Symmetric and Quasi-Symmetric Functions associated to Polymatroids

TL;DR

This paper introduces symmetric and quasi-symmetric functions associated with subspace arrangements and polymatroids, encoding algebraic invariants and generalizing the Tutte polynomial and matroid invariants.

Contribution

It defines new symmetric and quasi-symmetric functions for polymatroids that unify and extend existing invariants like the Tutte polynomial and matroid base polytope functions.

Findings

G[X] specializes to P[X], H[X], T[X], and F[X]

G[X] is quasi-symmetric and valuative for polymatroid decompositions

H[X] encodes Hilbert series and projective resolutions

Abstract

To every subspace arrangement X we will associate symmetric functions P[X] and H[X]. These symmetric functions encode the Hilbert series and the minimal projective resolution of the product ideal associated to the subspace arrangement. They can be defined for discrete polymatroids as well.
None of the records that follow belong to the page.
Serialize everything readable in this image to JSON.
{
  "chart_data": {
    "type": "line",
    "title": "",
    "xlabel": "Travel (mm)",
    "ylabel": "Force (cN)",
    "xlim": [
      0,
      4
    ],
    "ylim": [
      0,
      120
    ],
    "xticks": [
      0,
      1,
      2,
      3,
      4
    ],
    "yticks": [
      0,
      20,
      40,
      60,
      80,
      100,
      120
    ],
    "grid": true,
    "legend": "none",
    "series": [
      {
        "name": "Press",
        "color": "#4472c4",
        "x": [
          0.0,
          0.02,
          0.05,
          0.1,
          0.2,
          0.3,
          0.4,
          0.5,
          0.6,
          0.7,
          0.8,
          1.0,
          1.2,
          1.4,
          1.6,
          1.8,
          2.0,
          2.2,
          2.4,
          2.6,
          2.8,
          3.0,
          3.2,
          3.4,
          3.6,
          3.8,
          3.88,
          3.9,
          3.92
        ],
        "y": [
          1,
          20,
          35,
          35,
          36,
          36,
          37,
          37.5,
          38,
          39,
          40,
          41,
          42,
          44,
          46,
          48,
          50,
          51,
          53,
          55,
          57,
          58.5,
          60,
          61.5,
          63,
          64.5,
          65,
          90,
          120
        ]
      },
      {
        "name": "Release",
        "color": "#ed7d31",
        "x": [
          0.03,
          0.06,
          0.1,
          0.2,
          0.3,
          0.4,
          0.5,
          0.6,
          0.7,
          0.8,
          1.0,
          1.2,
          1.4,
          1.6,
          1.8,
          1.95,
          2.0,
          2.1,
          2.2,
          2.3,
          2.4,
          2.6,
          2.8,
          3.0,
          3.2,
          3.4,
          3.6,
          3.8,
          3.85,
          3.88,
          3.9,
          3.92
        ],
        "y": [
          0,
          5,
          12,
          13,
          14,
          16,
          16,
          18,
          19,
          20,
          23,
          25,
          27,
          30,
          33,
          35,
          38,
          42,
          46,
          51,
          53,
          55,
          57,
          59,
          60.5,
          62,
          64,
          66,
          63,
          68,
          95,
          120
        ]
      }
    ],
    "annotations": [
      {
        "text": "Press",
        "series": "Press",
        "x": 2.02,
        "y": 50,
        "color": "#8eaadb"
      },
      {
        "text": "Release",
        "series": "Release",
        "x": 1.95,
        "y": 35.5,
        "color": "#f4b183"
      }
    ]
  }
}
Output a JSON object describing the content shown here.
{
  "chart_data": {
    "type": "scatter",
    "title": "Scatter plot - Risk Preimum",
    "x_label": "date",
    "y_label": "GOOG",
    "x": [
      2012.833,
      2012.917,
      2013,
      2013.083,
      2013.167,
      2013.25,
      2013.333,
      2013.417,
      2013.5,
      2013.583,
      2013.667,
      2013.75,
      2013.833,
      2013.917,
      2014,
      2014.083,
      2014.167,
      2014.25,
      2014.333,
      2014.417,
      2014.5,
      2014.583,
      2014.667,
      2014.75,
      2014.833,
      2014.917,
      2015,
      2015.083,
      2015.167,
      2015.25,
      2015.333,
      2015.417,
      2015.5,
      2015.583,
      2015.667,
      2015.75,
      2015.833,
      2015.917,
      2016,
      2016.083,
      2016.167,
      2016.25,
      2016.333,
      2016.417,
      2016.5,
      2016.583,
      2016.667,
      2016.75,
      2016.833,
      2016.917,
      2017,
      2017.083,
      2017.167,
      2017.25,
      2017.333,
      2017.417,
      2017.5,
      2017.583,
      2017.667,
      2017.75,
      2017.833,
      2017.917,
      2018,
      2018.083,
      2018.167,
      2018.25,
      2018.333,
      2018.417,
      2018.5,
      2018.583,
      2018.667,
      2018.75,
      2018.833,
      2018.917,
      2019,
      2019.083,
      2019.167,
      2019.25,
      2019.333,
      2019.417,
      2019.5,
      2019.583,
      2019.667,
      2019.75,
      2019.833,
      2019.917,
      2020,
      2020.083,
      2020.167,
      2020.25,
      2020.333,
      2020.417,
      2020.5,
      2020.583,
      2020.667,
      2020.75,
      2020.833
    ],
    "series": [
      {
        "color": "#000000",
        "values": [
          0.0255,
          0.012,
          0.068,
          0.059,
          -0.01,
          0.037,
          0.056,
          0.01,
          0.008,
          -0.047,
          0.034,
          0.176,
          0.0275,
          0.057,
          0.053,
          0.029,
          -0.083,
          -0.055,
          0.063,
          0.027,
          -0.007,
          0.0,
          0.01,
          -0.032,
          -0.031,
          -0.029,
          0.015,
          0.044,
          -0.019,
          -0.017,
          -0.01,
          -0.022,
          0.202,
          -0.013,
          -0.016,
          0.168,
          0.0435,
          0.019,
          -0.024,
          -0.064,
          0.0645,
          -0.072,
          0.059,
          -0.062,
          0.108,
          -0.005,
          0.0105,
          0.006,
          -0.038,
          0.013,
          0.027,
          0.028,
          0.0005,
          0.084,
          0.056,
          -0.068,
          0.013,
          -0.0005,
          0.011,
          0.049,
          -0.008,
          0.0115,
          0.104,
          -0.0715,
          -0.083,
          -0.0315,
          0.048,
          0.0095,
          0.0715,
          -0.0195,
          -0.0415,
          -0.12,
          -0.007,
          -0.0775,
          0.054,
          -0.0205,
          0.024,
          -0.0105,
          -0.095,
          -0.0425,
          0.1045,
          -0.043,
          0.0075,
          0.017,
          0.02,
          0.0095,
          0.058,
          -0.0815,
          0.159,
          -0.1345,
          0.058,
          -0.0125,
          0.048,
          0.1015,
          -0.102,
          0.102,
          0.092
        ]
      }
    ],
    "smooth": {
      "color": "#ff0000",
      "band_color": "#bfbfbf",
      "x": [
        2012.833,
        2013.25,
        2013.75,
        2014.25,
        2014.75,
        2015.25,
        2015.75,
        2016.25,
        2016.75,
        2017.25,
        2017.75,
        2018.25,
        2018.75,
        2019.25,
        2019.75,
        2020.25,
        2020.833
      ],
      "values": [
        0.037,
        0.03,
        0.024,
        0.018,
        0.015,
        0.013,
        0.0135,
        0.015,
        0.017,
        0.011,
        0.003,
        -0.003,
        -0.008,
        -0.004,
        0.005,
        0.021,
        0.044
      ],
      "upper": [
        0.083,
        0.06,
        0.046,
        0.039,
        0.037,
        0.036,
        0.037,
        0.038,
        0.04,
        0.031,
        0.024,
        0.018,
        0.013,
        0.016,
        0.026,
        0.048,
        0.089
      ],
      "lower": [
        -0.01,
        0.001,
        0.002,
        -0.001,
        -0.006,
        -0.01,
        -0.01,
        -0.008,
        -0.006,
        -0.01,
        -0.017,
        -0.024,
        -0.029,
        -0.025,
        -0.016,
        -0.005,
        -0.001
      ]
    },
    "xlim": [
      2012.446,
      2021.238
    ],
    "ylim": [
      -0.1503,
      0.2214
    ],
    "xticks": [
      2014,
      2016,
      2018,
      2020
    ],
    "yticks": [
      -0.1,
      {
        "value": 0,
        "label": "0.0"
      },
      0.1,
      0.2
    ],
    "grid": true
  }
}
The invariant H[X] specializes to the Tutte polynomial T[X]. Billera, Jia and Reiner recently introduced a quasi-symmetric function F[X] (for matroids) which behaves valuatively with respect to matroid base polytope decompositions. We will define a quasi-symmetric function G[X] for polymatroids which has this property as well. Moreover, G[X] specializes to P[X], H[X], T[X] and F[X].